One man black metal projects are often the subject of mockery, but there is something pure about the vision in which many of these projects are created. Bands such as the infamous BURZUM or the legendary BATHORY. Refusing to comprise on their sound and staying true to the sound they believe their project should have. Aiming to join the ranks of these successful craftsmen are Germans FYRNASK whose sound takes heavily from the atmospheric side of the genre and for whom ritualistic practices and nature are the subjects of inspiration. With two well received releases already, how does the third effort Forn hold up?
Forbænir is an acoustic introduction track to the album, with heavy use of atmospheric synths to introduce the idea of the focus on nature and man’s connection with it. It’s a relaxing way to start the album, if a little long at nearly five minutes. Luckily second track Draugr wastes little time in getting into the black metal side of the equation. The track makes effective use of the contrast with its atmospheric passages, as expected from a band this dedicated to achieving that atmosphere.
Following on from the quiet ending is a slow beginning to Niðrdráttr that again seems to encourage listeners to appreciate the quiet before the storm. While the previous track continued with its black metal throughout, there is a more restrained use of those elements here and a heavy use of synths again. This continues into Vi er dømt which is another passage between the main songs laden with atmosphere. Agnis Offer cannot seem to decide which of the approaches displayed so far to take and combines both the black metal and atmospheric elements together to create something that while unique, is not necessarily particularly interesting. Urðmaðr again fills the void between songs with a ritualistic passage before an epic surge of trumpets announces Blótan. The track is more traditional than a lot of the rest of the album in its structure with a focus on the guitar riffs and vocals instead of the synths. The atmosphere takes on a more epic size for the track as well, a welcome change from elsewhere on the record, before fading out.
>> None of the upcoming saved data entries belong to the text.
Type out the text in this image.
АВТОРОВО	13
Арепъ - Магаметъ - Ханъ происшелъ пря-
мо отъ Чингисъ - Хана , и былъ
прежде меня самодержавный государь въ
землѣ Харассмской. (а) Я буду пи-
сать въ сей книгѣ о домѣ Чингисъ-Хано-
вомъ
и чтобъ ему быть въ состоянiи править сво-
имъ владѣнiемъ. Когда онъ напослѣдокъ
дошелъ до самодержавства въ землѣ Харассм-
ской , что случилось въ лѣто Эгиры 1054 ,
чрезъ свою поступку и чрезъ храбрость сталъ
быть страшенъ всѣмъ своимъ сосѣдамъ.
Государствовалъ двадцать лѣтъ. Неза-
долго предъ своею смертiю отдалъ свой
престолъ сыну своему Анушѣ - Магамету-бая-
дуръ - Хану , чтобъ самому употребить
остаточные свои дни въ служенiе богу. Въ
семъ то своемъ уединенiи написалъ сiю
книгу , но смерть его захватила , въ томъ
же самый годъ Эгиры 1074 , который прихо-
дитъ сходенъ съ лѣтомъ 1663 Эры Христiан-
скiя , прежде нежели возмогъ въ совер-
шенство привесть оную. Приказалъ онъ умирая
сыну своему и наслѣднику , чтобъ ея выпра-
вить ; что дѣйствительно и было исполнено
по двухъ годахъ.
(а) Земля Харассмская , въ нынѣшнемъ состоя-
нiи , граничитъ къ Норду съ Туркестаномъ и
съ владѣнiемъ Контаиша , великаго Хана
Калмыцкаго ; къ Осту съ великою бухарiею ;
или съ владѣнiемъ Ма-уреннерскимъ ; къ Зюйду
This is not continued onto Fornsngvar which instead reverts to type with chanting and bells ringing before Kenoma begins. After a slow start which listeners would forgive for not noticing the track change eventually gives way, the track continues FYRNASK’s attempt at writing black metal segments laden with atmosphere. The lack of belief in his own riffs lets sole member Fyrnd down here, as he could have easily left them to stand on their own with additional synths to muddy the sound. Havets Kjele, another synth track, closes the album off on a surprisingly upbeat note.
It should be made clear that this is a good album, the compositions and riffs on offer here are perfect for getting across what the vision of Fyrnd for the project is. The heavy use of synths will put some listeners off while others will appreciate the passages between tracks. However the presence of these synths during the black metal elements of the songs unfortunately detracts and weakens the overall composition. A good album, if somewhat flawed in its delivery.
Fórn is set for release on July 15th via Ván Records.